10 Ocak Çalışan Gazeteciler Günü dolayısıyla mesaj yayımlayan Vali Esengün Civelek, gazetecilerin gününü kutladı.
Vali Civelek mesajında; ”
İlkeli, doğru ve tarafsız bir şekilde çalışarak halkın haber alma ve bilgi edinme hakkını kullanmasını sağlayan, toplumun genel görüş ve taleplerini kamuoyuna yansıtan basın, demokrasinin temel unsurlarından biridir. Kamuoyunun doğru bilgilendirilmesi amacıyla çok zor şartlar altında dahi fedakârca çalışan ve meslek ilkeleri ışığında görevini sürdüren tüm basın mensuplarının 10 Ocak Çalışan Gazeteciler Günü’nü kutlar, çalışmalarında başarılar dilerim.” dedi.

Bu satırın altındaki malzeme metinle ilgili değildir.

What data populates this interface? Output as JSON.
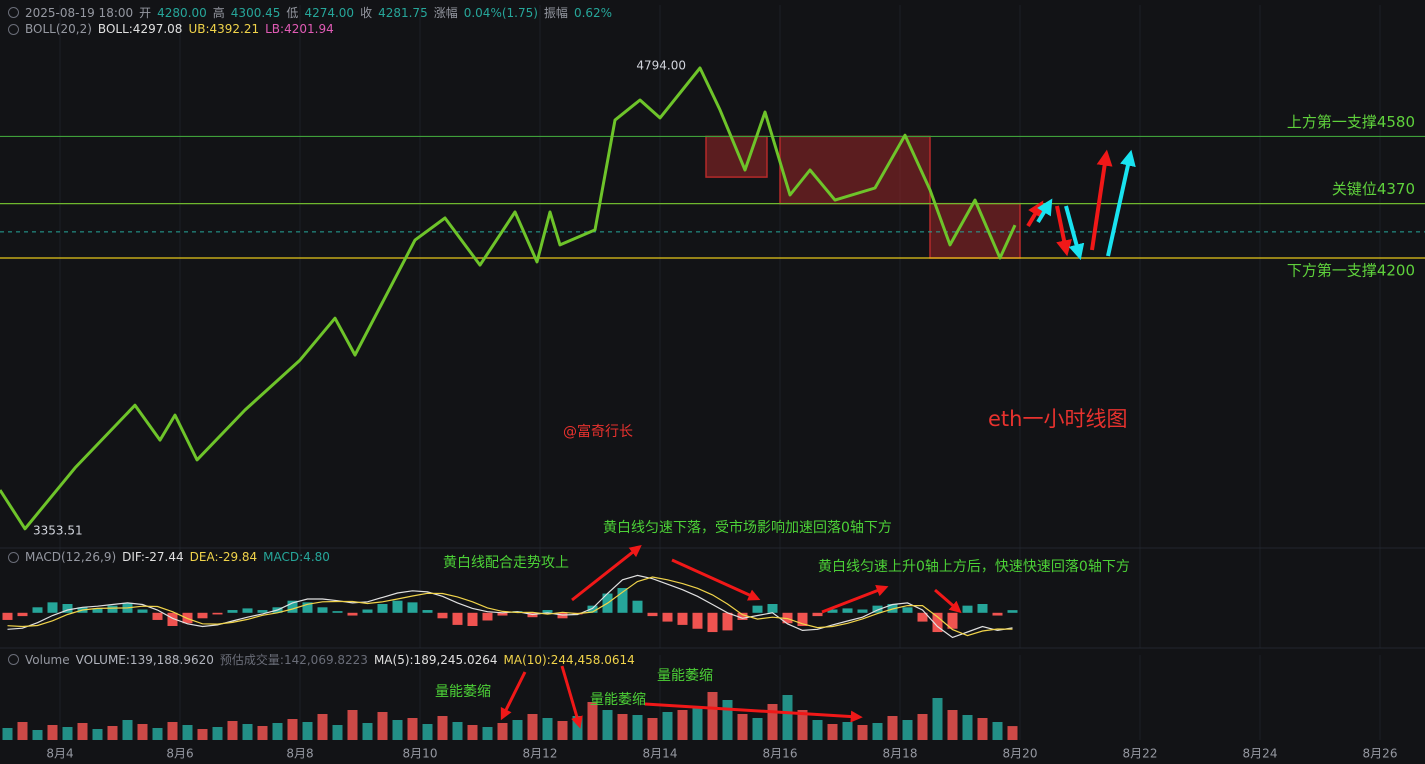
{
  "header": {
    "datetime": "2025-08-19 18:00",
    "fields": [
      {
        "label": "开",
        "value": "4280.00"
      },
      {
        "label": "高",
        "value": "4300.45"
      },
      {
        "label": "低",
        "value": "4274.00"
      },
      {
        "label": "收",
        "value": "4281.75"
      },
      {
        "label": "涨幅",
        "value": "0.04%(1.75)"
      },
      {
        "label": "振幅",
        "value": "0.62%"
      }
    ]
  },
  "chart_data": [
    {
      "type": "line",
      "xlim": [
        3,
        26.75
      ],
      "ylim": [
        3303,
        4944
      ],
      "legend": [
        {
          "text": "BOLL(20,2)",
          "color": "#9598a1"
        },
        {
          "text": "BOLL:4297.08",
          "color": "#e0e0e0"
        },
        {
          "text": "UB:4392.21",
          "color": "#f0d34a"
        },
        {
          "text": "LB:4201.94",
          "color": "#e05bb5"
        }
      ],
      "x": [
        3.0,
        3.417,
        4.25,
        5.25,
        5.667,
        5.917,
        6.283,
        7.083,
        8.0,
        8.583,
        8.917,
        9.917,
        10.417,
        11.0,
        11.583,
        11.95,
        12.167,
        12.333,
        12.917,
        13.25,
        13.667,
        14.0,
        14.667,
        15.0,
        15.417,
        15.75,
        16.167,
        16.5,
        16.917,
        17.583,
        18.083,
        18.5,
        18.833,
        19.25,
        19.667,
        19.917
      ],
      "series": [
        {
          "color": "#6ec42a",
          "values": [
            3475,
            3353.51,
            3544,
            3740,
            3631,
            3709,
            3569,
            3725,
            3881,
            4012,
            3897,
            4256,
            4325,
            4178,
            4344,
            4188,
            4344,
            4241,
            4288,
            4631,
            4694,
            4638,
            4794,
            4663,
            4475,
            4656,
            4397,
            4475,
            4381,
            4419,
            4584,
            4413,
            4241,
            4381,
            4200,
            4303
          ],
          "value_labels": [
            null,
            "3353.51",
            null,
            null,
            null,
            null,
            null,
            null,
            null,
            null,
            null,
            null,
            null,
            null,
            null,
            null,
            null,
            null,
            null,
            null,
            null,
            null,
            "4794.00",
            null,
            null,
            null,
            null,
            null,
            null,
            null,
            null,
            null,
            null,
            null,
            null,
            null
          ]
        }
      ],
      "levels": [
        {
          "value": 4580,
          "label": "上方第一支撑4580",
          "color": "#3f9f3a"
        },
        {
          "value": 4370,
          "label": "关键位4370",
          "color": "#6fb82e"
        },
        {
          "value": 4200,
          "label": "下方第一支撑4200",
          "color": "#e6c619"
        }
      ],
      "level_label_color": "#5fd13c",
      "price_line": 4281.75,
      "price_line_color": "#26a69a",
      "zones": [
        {
          "x": [
            14.767,
            15.783
          ],
          "y": [
            4453,
            4580
          ]
        },
        {
          "x": [
            16.0,
            18.5
          ],
          "y": [
            4370,
            4580
          ]
        },
        {
          "x": [
            18.5,
            20.0
          ],
          "y": [
            4200,
            4370
          ]
        }
      ],
      "zone_color": "#b52a2a",
      "annotations": [
        "@富奇行长",
        "eth一小时线图"
      ]
    },
    {
      "type": "macd",
      "xlim": [
        3,
        26.75
      ],
      "ylim": [
        -64,
        96
      ],
      "legend": [
        {
          "text": "MACD(12,26,9)",
          "color": "#9598a1"
        },
        {
          "text": "DIF:-27.44",
          "color": "#e0e0e0"
        },
        {
          "text": "DEA:-29.84",
          "color": "#f0d34a"
        },
        {
          "text": "MACD:4.80",
          "color": "#26a69a"
        }
      ],
      "x": [
        3.125,
        3.375,
        3.625,
        3.875,
        4.125,
        4.375,
        4.625,
        4.875,
        5.125,
        5.375,
        5.625,
        5.875,
        6.125,
        6.375,
        6.625,
        6.875,
        7.125,
        7.375,
        7.625,
        7.875,
        8.125,
        8.375,
        8.625,
        8.875,
        9.125,
        9.375,
        9.625,
        9.875,
        10.125,
        10.375,
        10.625,
        10.875,
        11.125,
        11.375,
        11.625,
        11.875,
        12.125,
        12.375,
        12.625,
        12.875,
        13.125,
        13.375,
        13.625,
        13.875,
        14.125,
        14.375,
        14.625,
        14.875,
        15.125,
        15.375,
        15.625,
        15.875,
        16.125,
        16.375,
        16.625,
        16.875,
        17.125,
        17.375,
        17.625,
        17.875,
        18.125,
        18.375,
        18.625,
        18.875,
        19.125,
        19.375,
        19.625,
        19.875
      ],
      "series": [
        {
          "style": "bar",
          "color": "#26a69a",
          "negative_color": "#ef5350",
          "values": [
            -13,
            -6,
            10,
            19,
            16,
            10,
            8,
            13,
            18,
            6,
            -13,
            -24,
            -19,
            -10,
            -3,
            5,
            8,
            5,
            10,
            22,
            19,
            10,
            3,
            -5,
            6,
            16,
            22,
            19,
            5,
            -10,
            -22,
            -24,
            -14,
            -5,
            3,
            -8,
            5,
            -10,
            -3,
            13,
            35,
            45,
            22,
            -6,
            -16,
            -22,
            -29,
            -35,
            -32,
            -13,
            13,
            16,
            -19,
            -24,
            -6,
            6,
            8,
            6,
            13,
            16,
            10,
            -16,
            -35,
            -29,
            13,
            16,
            -5,
            4.8
          ]
        },
        {
          "style": "line",
          "color": "#e0e0e0",
          "values": [
            -30,
            -28,
            -18,
            -5,
            5,
            10,
            12,
            15,
            18,
            15,
            5,
            -10,
            -20,
            -25,
            -22,
            -15,
            -8,
            -2,
            5,
            18,
            25,
            25,
            22,
            18,
            20,
            28,
            36,
            40,
            38,
            30,
            18,
            8,
            2,
            0,
            2,
            -3,
            0,
            -4,
            -3,
            8,
            35,
            60,
            68,
            62,
            52,
            42,
            30,
            15,
            0,
            -10,
            -5,
            0,
            -20,
            -32,
            -30,
            -22,
            -15,
            -8,
            5,
            15,
            18,
            5,
            -25,
            -45,
            -35,
            -25,
            -32,
            -27.44
          ]
        },
        {
          "style": "line",
          "color": "#f0d34a",
          "values": [
            -23.5,
            -25,
            -23,
            -14.5,
            -3,
            5,
            8,
            8.5,
            9,
            12,
            11.5,
            2,
            -10.5,
            -20,
            -20.5,
            -17.5,
            -12,
            -4.5,
            0,
            7,
            15.5,
            20,
            20.5,
            20.5,
            17,
            20,
            25,
            30.5,
            35.5,
            35,
            29,
            20,
            9,
            2.5,
            0.5,
            1,
            -2.5,
            1,
            -1.5,
            1.5,
            17.5,
            37.5,
            57,
            65,
            60,
            53,
            44.5,
            32.5,
            16,
            -3.5,
            -11.5,
            -8,
            -10.5,
            -20,
            -27,
            -25,
            -19,
            -11,
            -1.5,
            7,
            13,
            13,
            -7.5,
            -30.5,
            -41.5,
            -33,
            -29.5,
            -29.84
          ]
        }
      ],
      "annotations": [
        "黄白线配合走势攻上",
        "黄白线匀速下落，受市场影响加速回落0轴下方",
        "黄白线匀速上升0轴上方后，快速快速回落0轴下方"
      ]
    },
    {
      "type": "bar",
      "xlim": [
        3,
        26.75
      ],
      "ylim": [
        0,
        700000
      ],
      "legend": [
        {
          "text": "Volume",
          "color": "#9598a1"
        },
        {
          "text": "VOLUME:139,188.9620",
          "color": "#b2b5be"
        },
        {
          "text": "预估成交量:142,069.8223",
          "color": "#6a6d78"
        },
        {
          "text": "MA(5):189,245.0264",
          "color": "#e0e0e0"
        },
        {
          "text": "MA(10):244,458.0614",
          "color": "#f0d34a"
        }
      ],
      "x": [
        3.125,
        3.375,
        3.625,
        3.875,
        4.125,
        4.375,
        4.625,
        4.875,
        5.125,
        5.375,
        5.625,
        5.875,
        6.125,
        6.375,
        6.625,
        6.875,
        7.125,
        7.375,
        7.625,
        7.875,
        8.125,
        8.375,
        8.625,
        8.875,
        9.125,
        9.375,
        9.625,
        9.875,
        10.125,
        10.375,
        10.625,
        10.875,
        11.125,
        11.375,
        11.625,
        11.875,
        12.125,
        12.375,
        12.625,
        12.875,
        13.125,
        13.375,
        13.625,
        13.875,
        14.125,
        14.375,
        14.625,
        14.875,
        15.125,
        15.375,
        15.625,
        15.875,
        16.125,
        16.375,
        16.625,
        16.875,
        17.125,
        17.375,
        17.625,
        17.875,
        18.125,
        18.375,
        18.625,
        18.875,
        19.125,
        19.375,
        19.625,
        19.875
      ],
      "colors": [
        "#26a69a",
        "#ef5350"
      ],
      "values": [
        120000,
        180000,
        100000,
        150000,
        130000,
        170000,
        110000,
        140000,
        200000,
        160000,
        120000,
        180000,
        150000,
        110000,
        130000,
        190000,
        160000,
        140000,
        170000,
        210000,
        180000,
        260000,
        150000,
        300000,
        170000,
        280000,
        200000,
        220000,
        160000,
        240000,
        180000,
        150000,
        130000,
        170000,
        200000,
        260000,
        220000,
        190000,
        240000,
        380000,
        300000,
        260000,
        250000,
        220000,
        280000,
        300000,
        330000,
        480000,
        400000,
        260000,
        220000,
        360000,
        450000,
        300000,
        200000,
        160000,
        180000,
        150000,
        170000,
        240000,
        200000,
        260000,
        420000,
        300000,
        250000,
        220000,
        180000,
        139188.962
      ],
      "xticks": [
        {
          "value": 4,
          "label": "8月4"
        },
        {
          "value": 6,
          "label": "8月6"
        },
        {
          "value": 8,
          "label": "8月8"
        },
        {
          "value": 10,
          "label": "8月10"
        },
        {
          "value": 12,
          "label": "8月12"
        },
        {
          "value": 14,
          "label": "8月14"
        },
        {
          "value": 16,
          "label": "8月16"
        },
        {
          "value": 18,
          "label": "8月18"
        },
        {
          "value": 20,
          "label": "8月20"
        },
        {
          "value": 22,
          "label": "8月22"
        },
        {
          "value": 24,
          "label": "8月24"
        },
        {
          "value": 26,
          "label": "8月26"
        }
      ],
      "grid": true,
      "annotations": [
        "量能萎缩",
        "量能萎缩",
        "量能萎缩"
      ]
    }
  ]
}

Bodrum Belediye Başkanı Ahmet Aras ise ”
“10 Ocak 1961’in, gazeteciler için bir ‘direniş’ günü olduğunu ve meslek onuruna sahip çıkmak amacıyla verilen mücadelenin sembolü olarak tarihe geçtiğini belirten Başkan Aras, “Özgürlüğünden vazgeçen bir basın, saygınlığını da yitirmiş demektir. Bugün yaşadıkları tüm zorluklara rağmen halkın haber alma hakkı için mücadelesini sürdüren onurlu gazetecilerimizi tüm içtenliğim ve samimiyetimle selamlıyorum. Çünkü onlar var oldukça, demokrasiye ve geleceğimize olan inancımız devam edecektir” dedi.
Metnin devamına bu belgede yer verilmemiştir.